I was so excited, so hopeful, and I was troubled too, by what had been said to me. As a woman would I be an onlooker and not a contributor? Could I study what I could never hope to achieve? Achieve it or not, I had to try.
And later, when I was successful, but accused of arrogance, I wanted to drag every journalist who misunderstood to this place, and make them see that for a woman, a working-class woman, to want to be a writer, to want to be a good writer, and to believe that you were good enough, that was not arrogance; that was politics.
Whatever happened that day worked out for me; I was given a place, deferred for a year.
And that took me straight to Margaret Thatcher and the 1979 election. Thatcher had the vigour and the arguments and she knew the price of a loaf of bread. She was a woman – and that made me feel that I too could succeed. If a grocer’s daughter could be prime minister, then a girl like me could write a book that would be on the shelves of English Literature in Prose A–Z.
I voted for her.
It is commonplace now to say that Thatcher changed two political parties: her own, and the left-wing Labour opposition. It is less often remembered that Reagan in the US and Thatcher in the UK broke forever the post-war consensus – and that consensus had lasted for over thirty years.

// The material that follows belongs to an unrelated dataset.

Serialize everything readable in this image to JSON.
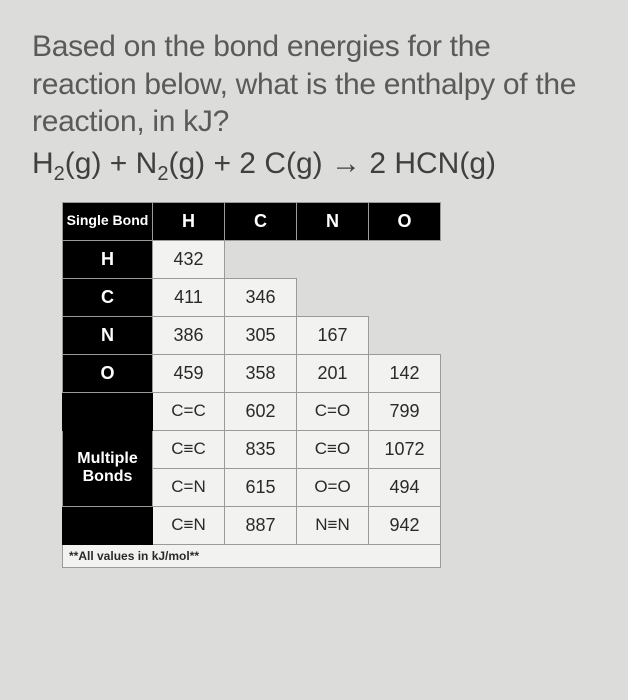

Spin back to 1945, and whether you were on the Left or the Right in Britain or Western Europe, rebuilding societies after the war could not happen using the outdated and discredited neo-liberal economics of the free market – unregulated labour, unstable prices, no provision for the sick or the old or the unemployed. We were going to need housing, plenty of jobs, a welfare state, nationalisation of utilities and transport.
It was a real advance in human consciousness towards collective responsibility; an understanding that we owed something not only to our flag or to our country, to our children or our families, but to each other. Society. Civilisation. Culture.
That advance in consciousness did not come out of Victorian values or philanthropy, nor did it emerge from right-wing politics; it came out of the practical lessons of the war, and – and this matters – the superior arguments of socialism.
Britain’s economic slow-down in the 1970s, our IMF bail-out, rocketing oil prices, Nixon’s decision to float the dollar, unruly union disputes, and a kind of existential doubt on the Left, allowed the Reagan/Thatcher 1980s Right to skittle away annoying arguments about a fair and equal society. We were going to follow Milton Friedman and his pals at the Chicago School of Economics back to the old free market laissez-faire, and dress it up as a new salvation.
Welcome TINA – There Is No Alternative.
In 1988, Thatcher’s Chancellor of the Exchequer, Nigel Lawson, called the post-war consensus, the ‘post-war delusion’.
I did not realise that when money becomes the core value, then education drives towards utility or that the life of the mind will not be counted as a good unless it produces measurable results. That public services will no longer be important. That an alternative life to getting and spending will become very difficult as cheap housing disappears. That when communities are destroyed only misery and intolerance are left.
I did not know that Thatcherism would fund its economic miracle by selling off all our nationalised assets and industries.
I did not realise the consequences of privatising society.